Our key findings were as follows:

  • Safety within the centre was of a high standard. Staff were encouraged to report incidents which were thoroughly investigated and learning was shared across the organisation.
  • Responsibilities to identify and report safeguarding concerns were understood by staff and they had received appropriate training to do so.
  • The treatment centre environment was clean and staff adhered to good infection control practice.
  • Staff completed comprehensive risk assessments which were audited to ensure risk to patient harm was mitigated and avoided.
  • Equipment was clean, well maintained and serviced.
  • Records were accurate, complete and stored securely.
  • Staffing within the centre was adequate and at a safe level, with all staff adequately trained.
  • Multidisciplinary team meetings and work was appropriate and benefitted patients.
  • Patient outcomes were monitored and data submitted demonstrated they were within expected ranges. The treatment centre submitted data to Patient Reported Outcome Measures (PROMs) and there were no inpatient deaths between April 2015 and March 2016.
  • Evidence based guidelines were used to provide care and treatment to patients.
  • All treatment was consultant led.
  • Patient feedback was consistently positive in respect of their care and treatment.
  • Patients were kept informed of their care and were actively involved in the decision making process.
  • The treatment provided was patient centred and all staff was caring, kind and compassionate.
  • Referral targets at the centre were being met consistently.
  • Patients were given a choice of suitable appointments and treatment was cancelled or delayed only when necessary.
  • The service provided to patients was responsive to their needs and reasonable adjustments made for patients living with dementia or learning disabilities.
  • Patient feedback was actively sought and used to make improvements.
  • Clear governance arrangements were in place and risks were identified and managed.
  • Service quality was monitored and reviewed through an extensive audit programme.
  • Staff feedback about leadership was generally positive.
  • The senior management team were visible, approachable and supportive.

However:

  • There were issues with the processes and practice for identifying and escalating risks.
  • Intravenous fluids were not always stored appropriately which made them potentially unsafe for patient use.
  • Private patient conversations were not always confidential.
  • Fire exits were not always kept clear.

We saw areas of outstanding practice including:

  • Utilisation of multidisciplinary meetings was good as it gave staff the opportunity to discuss patient requirements and put reasonable adjustments in place at the earliest opportunity.
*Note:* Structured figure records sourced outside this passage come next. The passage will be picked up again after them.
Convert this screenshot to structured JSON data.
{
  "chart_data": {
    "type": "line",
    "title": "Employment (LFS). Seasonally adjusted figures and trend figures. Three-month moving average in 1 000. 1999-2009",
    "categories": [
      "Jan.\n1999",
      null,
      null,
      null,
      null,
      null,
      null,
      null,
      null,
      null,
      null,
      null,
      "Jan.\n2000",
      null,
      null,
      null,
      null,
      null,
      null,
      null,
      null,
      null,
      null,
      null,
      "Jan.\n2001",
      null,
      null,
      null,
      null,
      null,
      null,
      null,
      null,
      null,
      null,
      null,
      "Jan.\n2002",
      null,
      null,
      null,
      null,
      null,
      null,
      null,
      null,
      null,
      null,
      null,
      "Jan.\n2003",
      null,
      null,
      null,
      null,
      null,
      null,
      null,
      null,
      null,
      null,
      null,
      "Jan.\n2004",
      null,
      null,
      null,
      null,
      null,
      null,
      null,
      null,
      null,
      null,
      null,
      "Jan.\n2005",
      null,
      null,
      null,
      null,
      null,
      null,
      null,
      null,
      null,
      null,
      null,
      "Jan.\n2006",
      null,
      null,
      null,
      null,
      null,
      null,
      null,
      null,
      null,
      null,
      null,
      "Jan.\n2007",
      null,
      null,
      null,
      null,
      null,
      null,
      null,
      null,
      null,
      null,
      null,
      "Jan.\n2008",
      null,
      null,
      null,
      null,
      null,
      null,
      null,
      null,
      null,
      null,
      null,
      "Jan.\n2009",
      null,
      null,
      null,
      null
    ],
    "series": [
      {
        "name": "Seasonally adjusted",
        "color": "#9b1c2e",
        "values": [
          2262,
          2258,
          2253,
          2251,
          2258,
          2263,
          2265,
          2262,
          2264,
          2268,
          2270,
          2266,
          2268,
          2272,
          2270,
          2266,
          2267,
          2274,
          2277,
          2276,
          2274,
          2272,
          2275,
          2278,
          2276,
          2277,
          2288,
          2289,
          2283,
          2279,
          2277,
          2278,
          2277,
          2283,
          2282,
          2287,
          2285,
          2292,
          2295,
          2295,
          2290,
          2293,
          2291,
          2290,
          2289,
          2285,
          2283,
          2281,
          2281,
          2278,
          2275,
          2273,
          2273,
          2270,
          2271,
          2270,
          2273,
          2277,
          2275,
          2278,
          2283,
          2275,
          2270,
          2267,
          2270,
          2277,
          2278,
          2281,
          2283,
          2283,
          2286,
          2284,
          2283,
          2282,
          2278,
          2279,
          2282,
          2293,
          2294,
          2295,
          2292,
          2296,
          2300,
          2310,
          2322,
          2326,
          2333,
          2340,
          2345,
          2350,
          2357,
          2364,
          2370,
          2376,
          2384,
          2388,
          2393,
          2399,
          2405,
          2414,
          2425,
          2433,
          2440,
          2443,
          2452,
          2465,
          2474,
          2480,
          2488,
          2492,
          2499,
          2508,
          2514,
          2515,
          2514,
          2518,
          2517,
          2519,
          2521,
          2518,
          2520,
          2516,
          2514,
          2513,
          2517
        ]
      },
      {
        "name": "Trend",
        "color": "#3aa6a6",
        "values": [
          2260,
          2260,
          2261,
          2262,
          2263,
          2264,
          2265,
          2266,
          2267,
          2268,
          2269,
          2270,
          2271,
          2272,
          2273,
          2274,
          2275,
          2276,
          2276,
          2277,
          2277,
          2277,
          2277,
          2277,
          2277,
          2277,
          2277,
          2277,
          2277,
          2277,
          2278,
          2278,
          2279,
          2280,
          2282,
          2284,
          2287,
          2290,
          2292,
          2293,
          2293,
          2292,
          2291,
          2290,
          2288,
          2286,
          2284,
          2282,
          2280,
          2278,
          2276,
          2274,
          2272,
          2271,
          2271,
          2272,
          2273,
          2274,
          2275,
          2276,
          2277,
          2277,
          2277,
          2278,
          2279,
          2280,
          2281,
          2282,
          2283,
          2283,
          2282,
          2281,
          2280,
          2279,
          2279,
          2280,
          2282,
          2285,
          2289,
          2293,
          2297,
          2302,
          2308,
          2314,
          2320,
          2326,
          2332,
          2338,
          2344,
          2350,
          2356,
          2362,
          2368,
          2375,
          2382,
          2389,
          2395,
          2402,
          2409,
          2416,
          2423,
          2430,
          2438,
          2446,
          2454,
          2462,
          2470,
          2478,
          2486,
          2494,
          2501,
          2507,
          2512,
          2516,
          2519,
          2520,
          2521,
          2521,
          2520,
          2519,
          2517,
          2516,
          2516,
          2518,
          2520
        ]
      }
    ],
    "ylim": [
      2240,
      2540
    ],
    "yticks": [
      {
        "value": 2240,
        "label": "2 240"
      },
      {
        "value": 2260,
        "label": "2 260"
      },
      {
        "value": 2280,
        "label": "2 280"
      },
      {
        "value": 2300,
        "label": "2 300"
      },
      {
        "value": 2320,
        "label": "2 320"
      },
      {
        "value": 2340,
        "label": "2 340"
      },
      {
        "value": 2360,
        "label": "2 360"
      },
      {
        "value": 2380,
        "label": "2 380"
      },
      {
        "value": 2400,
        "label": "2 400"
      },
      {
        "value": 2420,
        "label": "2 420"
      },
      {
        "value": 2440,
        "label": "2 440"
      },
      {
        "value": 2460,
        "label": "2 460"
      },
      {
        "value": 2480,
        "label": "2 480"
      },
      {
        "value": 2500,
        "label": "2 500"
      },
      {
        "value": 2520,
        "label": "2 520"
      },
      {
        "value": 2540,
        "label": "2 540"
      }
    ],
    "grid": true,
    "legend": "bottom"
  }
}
However, there were also areas of where the provider should make improvements. The provider should:

  • Take and record temperatures of all rooms containing intravenous fluids, to ensure intravenous fluids are safe for patient use.
  • Ensure that confidentiality is maintained at all times, specifically when patients are using admission bays and consulting rooms.
  • Ensure that the procedure for unloading trolleys of supplies is reviewed in relation to the requirement to maintain access to the fire exit at all times.
  • Take action to reduce the percentage of patients who did not attend for their appointment in the dental surgery clinic.
  • Consider ways to make the environment of the outpatient clinic more accessible for patients with visual impairment.
  • Review the functionality of the risk register so that staff are able to clearly identify the measurable controls in place to mitigate risks as well as the gaps in controls. The risk register should clearly identify which core service(s) the risk applies to and contain all significant risks.
  • Ensure that regular team meetings occur at the Devizes for outpatient department and that these meetings are attended by the outpatient department manager.